During this time our arguments get worse. I still feel like I'm not being heard, and after a few minutes in most arguments, I begin to yell. I don't call her names, although I do swear. She cries, and I apologize, but I still yell, because I at least know what I'm saying is being heard.
She picks on my financial decisions, like the groceries I buy. She tells me she wishes I'd buy more fresh produce and organic products. I tell her that I buy what I can afford, but if she'd like to pitch in for groceries, we can expand our pantry a bit. She does not. Then my car begins having troubles. Multiple troubles. I have to replace both the radiator and a head gasket, and end up reluctantly borrowing about $800 from my parents to get it fixed. She tells me that I should just junk the car and buy a new used car. She does not understand when I tell her that that's fiscally impossible for me.
I decide that it would be best for me if I spend half the summer with my family in Europe, and she promptly decides that she won't talk to me if I do. I talk her out of this decision and tell her we can write to each other and webcam every day. She throws a fit because I don’t want to buy stationary to write letters on.
At the same time, I get an offer from a friend to go to Bonnarroo. I think on it for a few days, since it means deserting her for another week of my summer. A few days pass and I finally decide "f u c k it, I'm depressed and I want my tattoo, I'm going to get it." My friend now can’t afford to help me with the tattoo since she’s in the middle of a move to Germany with her husband who's in the air force. So I decide to go to Bonnarroo, only to find out my other friend has decided to take the girl he likes, which I cannot fault him for.I feel as if I've been denied two things that would make me very happy simply because I was more concerned with her happiness than my own, and now she berates me for not wanting to buy stationary. I yell louder than I ever have before. She cries. I tell her that that's it. She's either going to change or I'm going to leave. She seems to understand this time. I leave for Europe.

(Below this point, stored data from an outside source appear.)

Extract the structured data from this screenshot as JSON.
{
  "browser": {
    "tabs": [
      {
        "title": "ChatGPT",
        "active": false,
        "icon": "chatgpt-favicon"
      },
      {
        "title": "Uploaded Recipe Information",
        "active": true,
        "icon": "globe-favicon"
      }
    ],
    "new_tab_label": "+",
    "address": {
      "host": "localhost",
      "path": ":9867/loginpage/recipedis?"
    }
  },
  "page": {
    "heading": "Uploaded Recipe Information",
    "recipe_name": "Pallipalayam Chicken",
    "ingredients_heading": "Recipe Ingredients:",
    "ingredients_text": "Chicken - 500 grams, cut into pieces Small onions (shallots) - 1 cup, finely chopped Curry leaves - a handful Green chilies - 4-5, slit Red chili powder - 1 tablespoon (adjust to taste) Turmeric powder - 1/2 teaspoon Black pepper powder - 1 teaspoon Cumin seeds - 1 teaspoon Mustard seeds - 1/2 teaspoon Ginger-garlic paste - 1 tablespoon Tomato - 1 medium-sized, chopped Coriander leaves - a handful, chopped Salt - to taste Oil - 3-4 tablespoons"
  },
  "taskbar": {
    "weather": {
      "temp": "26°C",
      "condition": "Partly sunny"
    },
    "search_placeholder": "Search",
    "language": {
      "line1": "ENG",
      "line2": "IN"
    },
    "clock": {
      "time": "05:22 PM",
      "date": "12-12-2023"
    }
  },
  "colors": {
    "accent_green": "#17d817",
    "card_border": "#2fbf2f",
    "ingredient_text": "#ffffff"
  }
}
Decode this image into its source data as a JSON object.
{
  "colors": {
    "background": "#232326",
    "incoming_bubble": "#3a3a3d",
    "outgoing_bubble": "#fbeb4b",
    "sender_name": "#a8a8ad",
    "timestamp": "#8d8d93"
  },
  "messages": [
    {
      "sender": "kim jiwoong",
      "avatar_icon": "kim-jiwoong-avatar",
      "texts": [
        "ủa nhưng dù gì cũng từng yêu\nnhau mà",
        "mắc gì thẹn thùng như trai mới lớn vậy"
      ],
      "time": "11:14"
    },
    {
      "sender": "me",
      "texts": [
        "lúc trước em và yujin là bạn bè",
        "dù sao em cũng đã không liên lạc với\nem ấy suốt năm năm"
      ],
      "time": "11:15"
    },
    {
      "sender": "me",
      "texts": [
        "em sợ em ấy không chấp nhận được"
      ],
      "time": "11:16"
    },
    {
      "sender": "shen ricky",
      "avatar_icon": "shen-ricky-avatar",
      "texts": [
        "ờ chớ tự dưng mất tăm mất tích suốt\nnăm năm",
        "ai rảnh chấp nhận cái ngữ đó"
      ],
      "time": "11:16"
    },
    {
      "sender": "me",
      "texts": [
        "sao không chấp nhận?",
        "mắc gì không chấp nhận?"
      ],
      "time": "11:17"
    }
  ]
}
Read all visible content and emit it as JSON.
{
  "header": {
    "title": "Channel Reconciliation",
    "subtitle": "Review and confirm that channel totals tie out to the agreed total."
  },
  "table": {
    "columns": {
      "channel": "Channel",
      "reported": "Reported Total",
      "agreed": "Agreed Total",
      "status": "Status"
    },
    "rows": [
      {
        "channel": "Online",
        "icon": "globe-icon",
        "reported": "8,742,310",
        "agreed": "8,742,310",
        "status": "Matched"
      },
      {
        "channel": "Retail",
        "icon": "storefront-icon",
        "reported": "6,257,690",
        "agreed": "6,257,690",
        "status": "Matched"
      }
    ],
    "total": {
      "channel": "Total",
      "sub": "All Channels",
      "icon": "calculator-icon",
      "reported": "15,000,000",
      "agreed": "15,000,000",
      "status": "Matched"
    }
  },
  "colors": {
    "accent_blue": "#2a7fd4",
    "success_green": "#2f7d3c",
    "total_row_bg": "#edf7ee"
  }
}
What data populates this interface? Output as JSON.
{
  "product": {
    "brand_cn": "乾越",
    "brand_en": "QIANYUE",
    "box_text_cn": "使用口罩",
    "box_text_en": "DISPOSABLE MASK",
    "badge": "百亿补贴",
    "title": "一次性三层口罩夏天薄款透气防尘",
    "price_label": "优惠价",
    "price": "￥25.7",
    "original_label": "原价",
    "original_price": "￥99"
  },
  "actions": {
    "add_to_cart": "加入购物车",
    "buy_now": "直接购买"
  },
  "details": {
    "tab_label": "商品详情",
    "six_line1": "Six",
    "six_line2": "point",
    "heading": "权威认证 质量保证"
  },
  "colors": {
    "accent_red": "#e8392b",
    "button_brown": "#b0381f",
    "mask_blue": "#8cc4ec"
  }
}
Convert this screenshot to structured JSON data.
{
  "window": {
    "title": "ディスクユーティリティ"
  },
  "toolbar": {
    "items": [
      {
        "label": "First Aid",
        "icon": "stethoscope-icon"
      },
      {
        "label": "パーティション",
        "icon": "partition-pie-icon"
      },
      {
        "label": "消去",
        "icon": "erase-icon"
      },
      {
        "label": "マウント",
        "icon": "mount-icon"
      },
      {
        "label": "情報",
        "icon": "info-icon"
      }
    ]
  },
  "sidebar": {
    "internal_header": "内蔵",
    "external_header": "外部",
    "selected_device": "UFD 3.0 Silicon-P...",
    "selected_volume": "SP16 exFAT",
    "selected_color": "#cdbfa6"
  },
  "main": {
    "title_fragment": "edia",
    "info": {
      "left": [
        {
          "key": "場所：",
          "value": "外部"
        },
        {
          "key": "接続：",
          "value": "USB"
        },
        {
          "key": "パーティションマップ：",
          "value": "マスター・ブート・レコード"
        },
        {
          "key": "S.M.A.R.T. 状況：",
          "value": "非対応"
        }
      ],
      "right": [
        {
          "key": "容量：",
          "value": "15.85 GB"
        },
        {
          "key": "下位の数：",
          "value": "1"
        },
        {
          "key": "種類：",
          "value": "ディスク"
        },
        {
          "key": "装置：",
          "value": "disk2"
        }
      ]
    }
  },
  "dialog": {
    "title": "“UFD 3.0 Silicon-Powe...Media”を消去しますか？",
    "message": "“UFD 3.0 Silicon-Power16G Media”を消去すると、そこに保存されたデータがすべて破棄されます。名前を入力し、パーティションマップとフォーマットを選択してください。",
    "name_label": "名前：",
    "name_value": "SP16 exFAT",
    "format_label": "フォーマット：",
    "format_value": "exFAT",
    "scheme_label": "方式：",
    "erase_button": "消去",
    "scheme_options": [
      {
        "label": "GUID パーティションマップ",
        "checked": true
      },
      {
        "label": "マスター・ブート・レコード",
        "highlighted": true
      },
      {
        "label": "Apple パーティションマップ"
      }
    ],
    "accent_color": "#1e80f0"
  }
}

While I'm here she tells me that she thinks I've been verbally abusive, and that the tattoo is a no go, a deal breaker. She tells me that she wants her opinions listened to, and that I can no longer yell in arguments. Basically, she reverts back to normal. I'm hurt by the verbal abuse claim. Though I have yelled and cursed, I've never once called her a name, nor would I. I grew up with a military father who had no qualms about calling his seven year old son a "f u c k i n g d u m b a s s" for dropping a carton of eggs in the parking lot of a grocery store.
Again there are good days, but there are many bad ones too. I'm currently preparing myself to leave my family again and deal with college again, and I find myself at wits end with my relationship. I do love the girl, as crazy as that sounds but I don't know if this is fixable. Am I a glutton for punishment? Is there a way to make this work, or am I Sisyphus, continually pushing the boulder up the hill? I'm great at giving all of my friends relationship advice, but I'm an utter failure fixing my own issues.